Амнистия ему была уже ни к чему. Его ждал «деревянный бушлат» в Сангородке... Он был мудр, этот битый-перебитый вор, и его наука не раз спасала мне жизнь в моей лагерной судьбе. Я скоро понял, что все «теплые» места в любом лагере распределяет оперуполномоченный МГБ или МВД – это и было платой за «услуги». Кто-то мне рассказал, что в Воркуте есть Воркутинский механический завод (ВМЗ), и что на нем работают заключенные, и что если я напишу заявление, то меня могут направить на завод работать.
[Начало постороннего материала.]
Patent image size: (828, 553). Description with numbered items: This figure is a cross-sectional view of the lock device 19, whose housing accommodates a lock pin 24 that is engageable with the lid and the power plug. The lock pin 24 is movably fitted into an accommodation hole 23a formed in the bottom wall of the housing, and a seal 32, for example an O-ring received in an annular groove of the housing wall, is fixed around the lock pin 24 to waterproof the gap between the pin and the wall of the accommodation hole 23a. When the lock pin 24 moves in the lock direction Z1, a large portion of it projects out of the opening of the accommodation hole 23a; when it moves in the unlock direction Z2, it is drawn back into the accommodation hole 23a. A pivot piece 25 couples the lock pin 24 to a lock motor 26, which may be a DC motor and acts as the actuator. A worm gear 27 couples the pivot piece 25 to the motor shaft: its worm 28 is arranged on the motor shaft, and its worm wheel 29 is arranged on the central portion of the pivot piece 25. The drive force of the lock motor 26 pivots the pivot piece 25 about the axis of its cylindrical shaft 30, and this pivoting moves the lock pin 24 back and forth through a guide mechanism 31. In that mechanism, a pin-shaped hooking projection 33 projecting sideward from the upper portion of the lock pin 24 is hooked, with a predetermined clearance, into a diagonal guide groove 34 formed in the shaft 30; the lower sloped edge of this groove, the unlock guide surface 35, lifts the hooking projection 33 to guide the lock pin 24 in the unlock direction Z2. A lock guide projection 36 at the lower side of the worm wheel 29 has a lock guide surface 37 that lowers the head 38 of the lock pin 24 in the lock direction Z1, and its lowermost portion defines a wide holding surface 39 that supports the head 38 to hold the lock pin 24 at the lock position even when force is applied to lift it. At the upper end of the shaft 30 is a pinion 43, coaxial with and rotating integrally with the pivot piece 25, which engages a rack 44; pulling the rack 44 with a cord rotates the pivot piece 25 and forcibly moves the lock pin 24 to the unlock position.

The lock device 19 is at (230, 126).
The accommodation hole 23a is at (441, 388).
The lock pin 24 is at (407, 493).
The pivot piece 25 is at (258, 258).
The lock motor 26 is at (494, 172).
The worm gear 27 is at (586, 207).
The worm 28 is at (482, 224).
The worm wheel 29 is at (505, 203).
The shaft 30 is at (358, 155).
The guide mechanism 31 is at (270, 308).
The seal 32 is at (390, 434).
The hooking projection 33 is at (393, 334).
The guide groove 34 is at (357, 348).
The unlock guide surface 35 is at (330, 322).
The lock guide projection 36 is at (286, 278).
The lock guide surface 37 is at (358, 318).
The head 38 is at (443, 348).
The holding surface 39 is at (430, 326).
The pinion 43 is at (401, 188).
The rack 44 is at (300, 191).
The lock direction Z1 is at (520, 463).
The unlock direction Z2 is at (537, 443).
Я написал. На следующий день меня вызвали в надзор-службу, и безграмотный вохряк, вертя в руках мое заявление, хмуро изрек:
– Не положено тебе на ВМЗ, ты идешь в Речлаг.
– Куда? Какой еще Речлаг?
– Скоро узнаешь. Все. Иди.
Так в полном безделье прошло еще несколько дней. Понемногу я освоился с пересыльным лагерем и даже стал ходить в чужие бараки, хотя это и запрещалось режимом. В соседнем бараке я познакомился с двумя заключенными, которые на много лет стали моими близкими товарищами. Оба они много пережили, много знали, были прекрасно образованны и очень многое видели... С Григорием Соломоновичем Блауштейном я познакомился на моей первой медицинской комиссовке, где ему – врачу – приказано было работать. Медицинская комиссовка, особенно первая, весьма важное событие для каждого зыка. На ней и только на ней определяется физическая (мускульная) трудоспособность заключенного, а это, в свою очередь, определяет, где будет данный зык зарабатывать свою кровную пайку хлеба и миску баланды – в шахте, на поверхности или в инвалидной команде. В этом важнейшем для заключенного мероприятии было много нюансов: если работать в шахте, пайка была больше и баланда гуще – и работа каторжная и очень опасная; если топать в инвалидной команде – работы почти никакой, но и пайка легчайшая, и баланда «Москву видно». Принцип социализма – каждому по труду – сиял здесь в своей первозданной наготе... На комиссовке кроме врачей вольнонаемных и заключенных присутствовало и военное начальство, и им и только им принадлежало окончательное решение по врачебному заключению о физическом состоянии заключенного. В силу этого, мужик, здоровый с виду и не очень старый, ни при каких обстоятельствах не мог получить инвалидность. Надо признать, врачи проводили очень внимательный осмотр, каждого ощупывали с ног до головы, обращая особое внимание на задницу, она служила индикатором: если «подушки» были тощие и мягкие – значит, зык доходяга и его надо уложить в стационар на поправку, а если палец врача отскакивает от ягодицы, значит, зык в порядке и может пахать в шахте. Заключенные в очках в шахту не допускались. На медицинской комиссовке шел отбор мускульной силы и только, на графу «специальность» или «образование» не обращали внимания. После осмотра заключенного секретарь комиссии на учетной карточке ставил резиновым штампом «приговор»: «Т» – тяжелый труд, по-лагерному «трактор»; «П» – поверхность; «ЛП» – легкая поверхность; «И» – инвалид.